ELK Stack installation on CENTOS using YUM
ELK is the acronym for three open source projects: Elasticsearch, Logstash, and Kibana.
Elasticsearch is a search and analytics engine and a NoSQL database that is based on the Lucene search engine. Logstash is a data processing log pipeline tool that accepts data from various sources, executes different parsing and transformations and exports the output to various targets like an Elasticsearch instance. Kibana uses to visualize data with charts and graphs in Elasticsearch.
ELK stack facilitate centralized logging of applications or servers including appliances, which can be very useful in identifying problems by analyzing the logs from a single log repository. ELK helps to correlate logs with specific time frames from multiple servers to identify issues.

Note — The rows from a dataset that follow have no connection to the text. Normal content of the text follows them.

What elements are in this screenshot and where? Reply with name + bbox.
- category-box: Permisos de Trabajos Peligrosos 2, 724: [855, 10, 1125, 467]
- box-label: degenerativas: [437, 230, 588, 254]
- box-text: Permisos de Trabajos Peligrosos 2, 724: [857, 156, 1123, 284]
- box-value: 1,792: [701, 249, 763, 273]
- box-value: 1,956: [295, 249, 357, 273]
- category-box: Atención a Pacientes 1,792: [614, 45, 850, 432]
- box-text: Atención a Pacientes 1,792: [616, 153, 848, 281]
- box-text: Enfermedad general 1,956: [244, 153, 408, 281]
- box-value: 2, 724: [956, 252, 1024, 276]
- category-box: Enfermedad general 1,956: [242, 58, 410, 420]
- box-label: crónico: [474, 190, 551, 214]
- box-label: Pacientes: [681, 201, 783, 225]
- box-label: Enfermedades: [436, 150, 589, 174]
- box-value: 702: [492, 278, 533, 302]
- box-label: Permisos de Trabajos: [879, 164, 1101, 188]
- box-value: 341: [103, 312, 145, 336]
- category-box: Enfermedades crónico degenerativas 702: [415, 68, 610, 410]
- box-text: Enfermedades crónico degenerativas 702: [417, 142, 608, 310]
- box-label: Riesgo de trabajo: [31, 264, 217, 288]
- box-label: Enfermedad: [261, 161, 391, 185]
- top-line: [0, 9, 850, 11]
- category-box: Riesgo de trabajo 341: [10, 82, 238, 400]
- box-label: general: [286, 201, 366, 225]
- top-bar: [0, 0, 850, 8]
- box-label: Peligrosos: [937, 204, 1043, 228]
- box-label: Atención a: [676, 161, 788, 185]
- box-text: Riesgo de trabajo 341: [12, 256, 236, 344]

Elasticsearch requires Java 8 or later as a prerequisite.
Installation steps
Download and install the public signing key:
rpm –import https://artifacts.elastic.co/GPG-KEY-elasticsearch
Create a file called elasticsearch.repo in the /etc/yum.repos.d/ directory with the following contents.
[elasticsearch-6.x] name=Elasticsearch repository for 6.x packages baseurl=https://artifacts.elastic.co/packages/6.x/yum gpgcheck=1 gpgkey=https://artifacts.elastic.co/GPG-KEY-elasticsearch enabled=1 autorefresh=1 type=rpm-md
Elasticsearch
Install Elasticsearch with following commands
sudo yum install elasticsearch
To configure Elasticsearch to start automatically when the system boots up, run the following commands:
sudo /bin/systemctl daemon-reload
sudo /bin/systemctl enable elasticsearch.service
Elasticsearch can be started and stopped as follows:
sudo systemctl start elasticsearch.service
sudo systemctl stop elasticsearch.service
You can test that your Elasticsearch node is running by sending an HTTP request to port 9200 on localhost:
[root@siemhost ~]# sudo curl -XGET 'localhost:9200/?pretty' { "name" : "0Xtoanx", "cluster_name" : "HOST-SIEM", "cluster_uuid" : "2KUerzOHQgGg8yEvrb6XDA", "version" : { "number" : "6.2.3", "build_hash" : "c59ff00", "build_date" : "2018-03-13T10:06:29.741383Z", "build_snapshot" : false, "lucene_version" : "7.2.1", "minimum_wire_compatibility_version" : "5.6.0", "minimum_index_compatibility_version" : "5.0.0" }, "tagline" : "You Know, for Search" } [root@siemhost ~]#
Logstash
Install Logstash with following commands
sudo yum install logstash
To configure Logstash to start automatically when the system boots up, run the following commands:
sudo /bin/systemctl daemon-reload
sudo /bin/systemctl enable logstash.service
Logstash can be started and stopped as follows:
sudo systemctl start logstash.service
sudo systemctl stop logstash.service
You can test the status of logstash by issuing the command
sudo systemctl status logstash
[root@siemhost ~]# systemctl status logstash ● logstash.service - logstash Loaded: loaded (/etc/systemd/system/logstash.service; enabled; vendor preset: disabled) Active: active (running) since Sun 2018-03-25 10:50:07 AST; 1h 8 min ago Main PID: 30624 (java)
Kibana
Install Kibana with following commands
sudo yum install kibana
To configure Kibana to start automatically when the system boots up, run the following commands:
sudo /bin/systemctl daemon-reload
sudo /bin/systemctl enable kibana.service
Kibana can be started and stopped as follows:
sudo systemctl start kibana.service
sudo systemctl stop kibana.service
By default Kibana is accessible through port 5601. Point your web browser at the machine where Kibana is running and specify the port number.